Une accélération du mouvement #Metoo similaire à la France

Par la suite, l’effet boule de neige s’est encore plus intensifiée. De nouvelles plaintes sont alors partagées successivement par plusieurs athlètes grecques. D’abord par l’intermédiaire de l’ancienne nageuse Rabea Latridou affirmant avoir été victime d’attouchements sexuels par un médecin. Puis par Marina Psichogiou, ex-championne de voile comme Sofia Bekatorou, contrainte d’être abusée sexuellement par un membre de la Fédération de voile en 1993 selon son témoignage. En outre, la joueuse de water-polo Mania Bikof a aussi fait part d’un abus sexuel survenu lors d’une convalescence à cause d’une blessure à l’épaule. Un docteur aurait, lors d’un examen médical, exigé de la femme qu’elle expose sa poitrine seins nus alors que cela ne s’avérait pas être nécessaire.

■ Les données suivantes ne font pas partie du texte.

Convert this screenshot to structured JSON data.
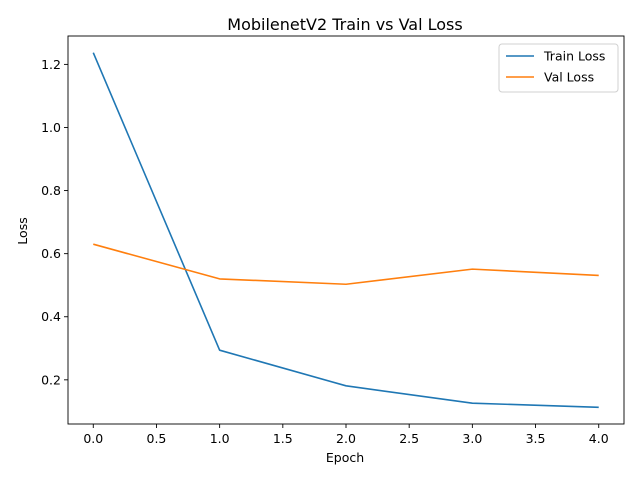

Cette succession de témoignages de la part de nombreuses célébrités fait écho à l’émancipation du mouvement #Metoo en France qui, en 2020, avait secoué l’hexagone de la même façon. A l’instar de Sofia Bekatorou, l’actrice de cinéma Adèle Haenel avait accusé publiquement le réalisateur Christophe Ruggia de l’avoir agressée sexuellement de ses 12 à 15 ans. Dans la foulée, la photographe Valentine Monnier l’avait rejointe en accusant elle aussi Roman Polanski de l’avoir violée en 1975. La vague de dénonciations avait ainsi pris, comme actuellement en Grèce, une forme virale en se démocratisant sur Twitter via le mot-dièse #Metoo.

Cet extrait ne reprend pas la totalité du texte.